In Mormon historical and doctrinal discussions, it is not uncommon to hear doubts voiced about whether such-and-such quotation by so-and-so General Authority as reported in the Journal of Discourses was accurately transcribed or not. In my experience, this happens most frequently in discussions of the Adam-God Theory, but there are other examples.
It’s not hard to guess why it occurs to so many Churchmembers to invoke this sort of argument. After all, Mormons often have “mistranscription” on the brain. We have visions of corrupt and conniving scribes, removing or reworking crucial sections of the Biblical text (even if reading 1 Nephi 13 so literally has gone out of fashion with some). We imagine that the Prophet Joseph literally restored some of this corrupted material (at least those of us who haven’t adopted the Midrashic interpretation of the JST). And Mormon Studies nerds know that the King Follett Discourse comes in multiple versions, and we can’t be sure who, if anyone, really transcribed it correctly. So with all the scary stuff in the JD, why not just assume some portions were written down wrong? This would make for a much easier ride through the minefields of LDS doctrinal history.
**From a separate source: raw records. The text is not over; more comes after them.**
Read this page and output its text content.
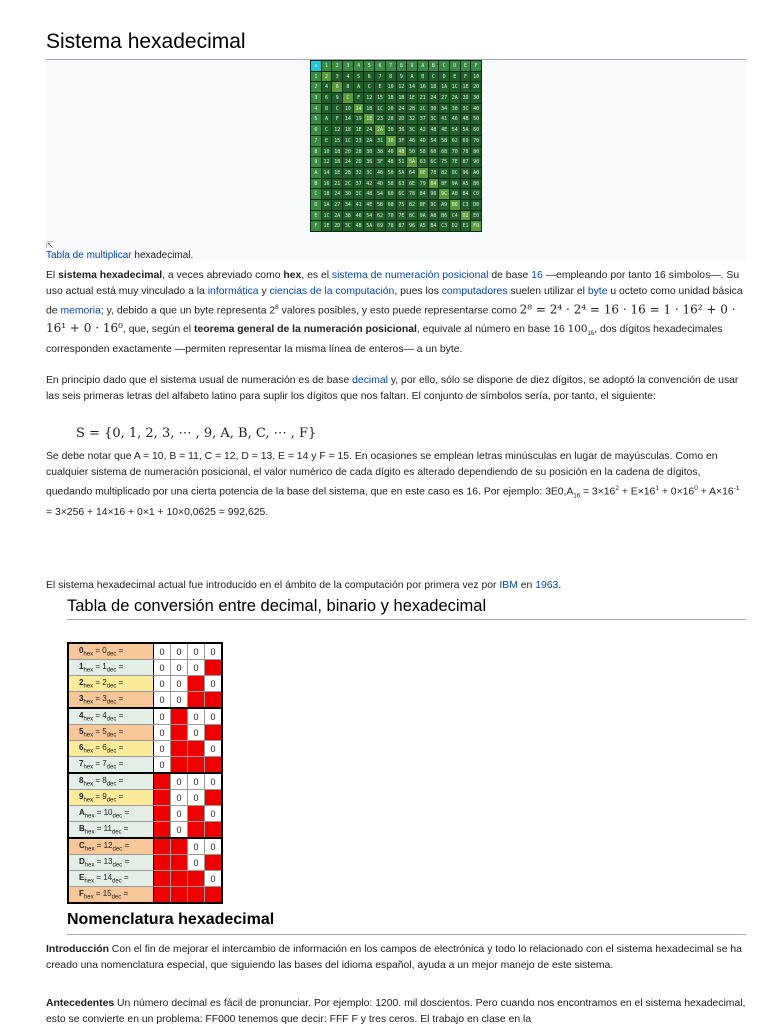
Sistema hexadecimal
x	1	2	3	4	5	6	7	8	9	A	B	C	D	E	F
1	2	3	4	5	6	7	8	9	A	B	C	D	E	F	10
2	4	6	8	A	C	E	10 12 14 16 18 1A 1C 1E 20
3	6	9	C	F	12 15 18 1B 1E 21 24 27 2A 2D 30
4	8	C	10 14 18 1C 20 24 28 2C 30 34 38 3C 40
5	A	F	14 19 1E 23 28 2D 32 37 3C 41 46 4B 50
6	C	12 18 1E 24 2A 30 36 3C 42 48 4E 54 5A 60
7	E	15 1C 23 2A 31 38 3F 46 4D 54 5B 62 69 70
8	10 18 20 28 30 38 40 48 50 58 60 68 70 78 80
9	12 1B 24 2D 36 3F 48 51 5A 63 6C 75 7E 87 90
A	14 1E 28 32 3C 46 50 5A 64 6E 78 82 8C 96 A0
B	16 21 2C 37 42 4D 58 63 6E 79 84 8F 9A A5 B0
C	18 24 30 3C 48 54 60 6C 78 84 90 9C A8 B4 C0
D	1A 27 34 41 4E 5B 68 75 82 8F 9C A9 B6 C3 D0
E	1C 2A 38 46 54 62 70 7E 8C 9A A8 B6 C4 D2 E0
F	1E 2D 3C 4B 5A 69 78 87 96 A5 B4 C3 D2 E1 F0
⇱
Tabla de multiplicar hexadecimal.
El sistema hexadecimal, a veces abreviado como hex, es el sistema de numeración posicional de base 16 —empleando por tanto 16 símbolos—. Su uso actual está muy vinculado a la informática y ciencias de la computación, pues los computadores suelen utilizar el byte u octeto como unidad básica de memoria; y, debido a que un byte representa $2^8$ valores posibles, y esto puede representarse como 2⁸ = 2⁴ · 2⁴ = 16 · 16 = 1 · 16² + 0 · 16¹ + 0 · 16⁰, que, según el teorema general de la numeración posicional, equivale al número en base 16 $100_{16}$, dos dígitos hexadecimales corresponden exactamente —permiten representar la misma línea de enteros— a un byte.
En principio dado que el sistema usual de numeración es de base decimal y, por ello, sólo se dispone de diez dígitos, se adoptó la convención de usar las seis primeras letras del alfabeto latino para suplir los dígitos que nos faltan. El conjunto de símbolos sería, por tanto, el siguiente:
S = {0, 1, 2, 3, ⋯ , 9, A, B, C, ⋯ , F}
Se debe notar que A = 10, B = 11, C = 12, D = 13, E = 14 y F = 15. En ocasiones se emplean letras minúsculas en lugar de mayúsculas. Como en cualquier sistema de numeración posicional, el valor numérico de cada dígito es alterado dependiendo de su posición en la cadena de dígitos, quedando multiplicado por una cierta potencia de la base del sistema, que en este caso es 16. Por ejemplo: $3E0,A_{16} = 3\times 16^2 + E\times 16^1 + 0\times 16^0 + A\times 16^{-1} = 3\times 256 + 14\times 16 + 0\times 1 + 10\times 0,0625 = 992,625$.
El sistema hexadecimal actual fue introducido en el ámbito de la computación por primera vez por IBM en 1963.
Tabla de conversión entre decimal, binario y hexadecimal
$0_{hex} = 0_{dec}$ =	0	0	0	0
$1_{hex} = 1_{dec}$ =	0	0	0	1
$2_{hex} = 2_{dec}$ =	0	0	1	0
$3_{hex} = 3_{dec}$ =	0	0	1	1
$4_{hex} = 4_{dec}$ =	0	1	0	0
$5_{hex} = 5_{dec}$ =	0	1	0	1
$6_{hex} = 6_{dec}$ =	0	1	1	0
$7_{hex} = 7_{dec}$ =	0	1	1	1
$8_{hex} = 8_{dec}$ =	1	0	0	0
$9_{hex} = 9_{dec}$ =	1	0	0	1
$A_{hex} = 10_{dec}$ =	1	0	1	0
$B_{hex} = 11_{dec}$ =	1	0	1	1
$C_{hex} = 12_{dec}$ =	1	1	0	0
$D_{hex} = 13_{dec}$ =	1	1	0	1
$E_{hex} = 14_{dec}$ =	1	1	1	0
$F_{hex} = 15_{dec}$ =	1	1	1	1
Nomenclatura hexadecimal
Introducción Con el fin de mejorar el intercambio de información en los campos de electrónica y todo lo relacionado con el sistema hexadecimal se ha creado una nomenclatura especial, que siguiendo las bases del idioma español, ayuda a un mejor manejo de este sistema.
Antecedentes Un número decimal es fácil de pronunciar. Por ejemplo: 1200. mil doscientos. Pero cuando nos encontramos en el sistema hexadecimal, esto se convierte en un problema: FF000 tenemos que decir: FFF F y tres ceros. El trabajo en clase en la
But I’m just not buying it. It’s not clear to me what basis there is for assuming that significant mistranscription is going on in the JD. The fact that the Church has distanced itself from some of the doctrinal content of those volumes, or the fact that the JD was not officially published by the LDS Church, is not an argument that the text fails to report accurately what various Mormon leaders actually said.
I have yet to see an example of the “mistranscription” assertion applied to the JD that isn’t accompanied by a weak apologetic argument concerning the substance of the supposedly disputed text. This may reflect nothing more than my ignorance, however. So I ask you: Are there any examples of textual mistranscription in the Journal of Discourses that seem compelling? If so, what are they?